Figure 1

Genetic deletion of Bax prevents mutant LRRK2 induced neuronal death. Primary embryonic cortical neurons are derived from WT mice or mice lacking the pro-apoptotic protein Bax, and transiently transfected with GFP-tagged WT or mutant LRRK2 (R1441C, G2019S). (a) A representative image showing typical morphological features of apoptotic neurons expressing mutant LRRK2; that are positive for active caspase-3 (casp3) and display condensed and fragmented nuclei. (b) Quantification of apoptotic neuronal death (apoptotic nuclear profiles, “apo”; and active caspase-3 positive neurons, “casp3”) from cultures depicted in (a); **p < 0.01 in comparison to WT transfected neurons. (c) Primary neurons were prepared from WT mice or mice deficient in Bax, and treated with the topoisomerase I inhibitor camptothecin (“cam”, 5 μM, 18 hr), or doxorubicin (“doxo”, 10 ng/ml, 36 hr). Cells were fixed and processed for apoptotic nuclear counts. (d) Primary cortical neurons were prepared from WT mice or mice deficient in Bax, and transiently transfected with WT, R1441C, or G2019S LRRK2. As before, the cultures were fixed and the percentage of LRRK2-positive neurons that displayed apoptotic nuclear features was determined.

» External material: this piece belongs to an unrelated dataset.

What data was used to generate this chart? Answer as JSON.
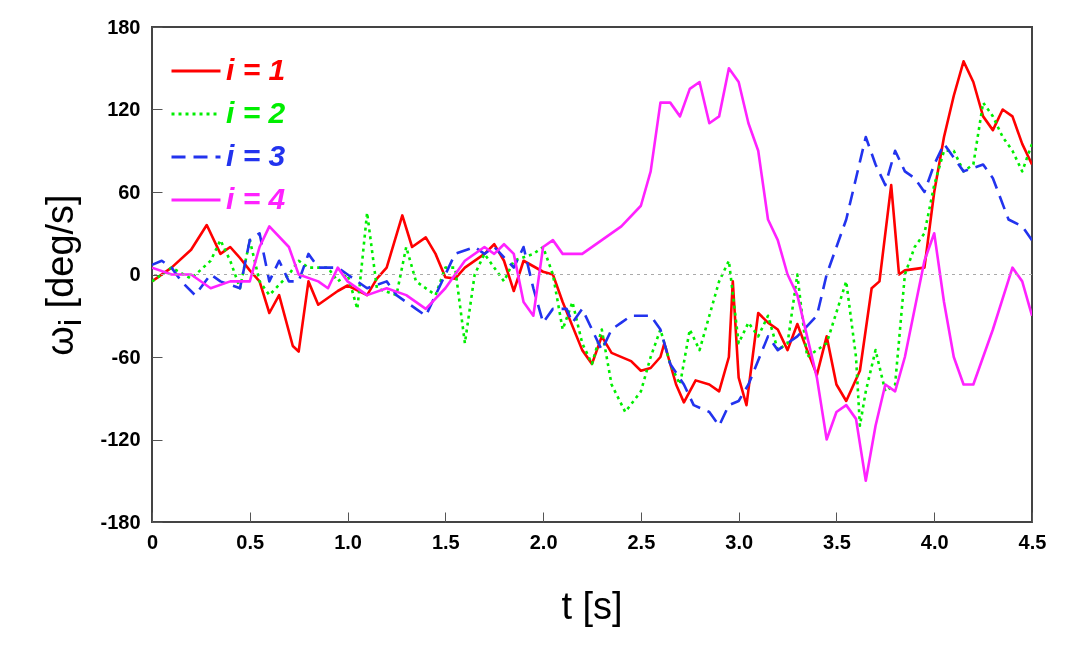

The absence of Bax significantly protected neurons from death induced by mutant LRRK2. ***p < 0.001 compared to WT neurons expressing R1441C- or G2019S-LRRK2. Each data point represents the mean +/− SEM from 3–4 independent transfections from a representative culture. Cultures were repeated at least 3 times with similar differences.